The more interesting aspect of the book, authored by a management graduate and the employee of a multinational bank, is the methodology he adopts, especially in handling controversial subjects. Both in his introduction to the work and in the course of the narration, the author agonises over a historian’s difficulty in dealing with contradictory historical sources.

He resolves this dilemma by choosing the journalistic path of presenting “both sides of the story” whenever faced with a touchy situation rather than risk any academic judgement. The balancing act is most evident in the way he handles the “Muslim interregnum” (the rule of Hyder Ali and Tipu Sultan).

This method, no doubt, ensures that the book is not in the eye of yet another storm that every possible position on Indian history gets thrown into. But the penchant for playing it safe seems to deny the author a chance for any insightful analysis. To cite one example, while recording the demand for reservation for backward class by Praja Mitra Mandali in the 1920s (a pre-cursor to the present-day OBC reservation policy) the author fails to talk of the social churnings that made this line of thinking even possible for the first-ever time in Indian history. The author’s keenness on chronicling details rather than harnessing them for a rigorous academic engagement with forces that shape history is what proves disappointing.

When Vikram does pause to offer a perspective, he often comes up with observations that are totally inane: “The problem with India and Indians is that we revel in and glorify our past to the extent that we would prefer to live in the past rather than the present… This is a suicidal version of history. Of course India has a glorious past and resorting to Marxist interpretation by belittling successes and symbols of past is not an encouraging practice…” (p.138).
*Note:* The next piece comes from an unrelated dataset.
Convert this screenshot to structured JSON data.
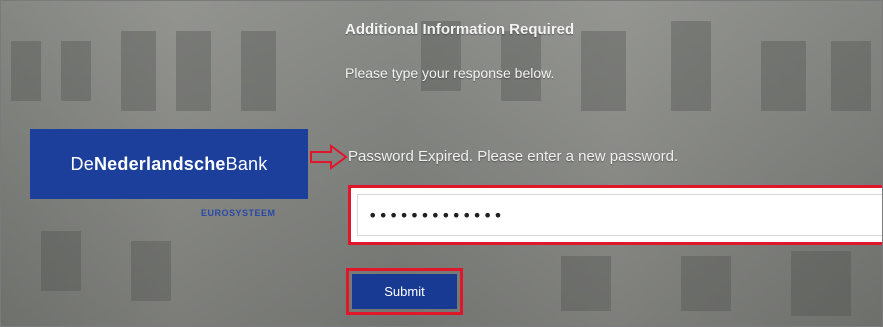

The author denounces all “positions” on history, be it right wing, left wing or colonial. Rather surprisingly, he summons a quote in the controversial book Eminent Historians by Arun Shourie to make the sweeping judgement that Marxist historians have robbed us of all sense of pride in our past.

As opposed to this, he describes his own effort as a “humane study of history” that hopes to instil in the reader a “sense of pride” about the past and “a feeling of responsibility and ownership” to the present and future.

But this self-righteous objective of historical study and the methodology employed are surely not beyond question. After all, the best balancing acts do not make the most interesting studies of history!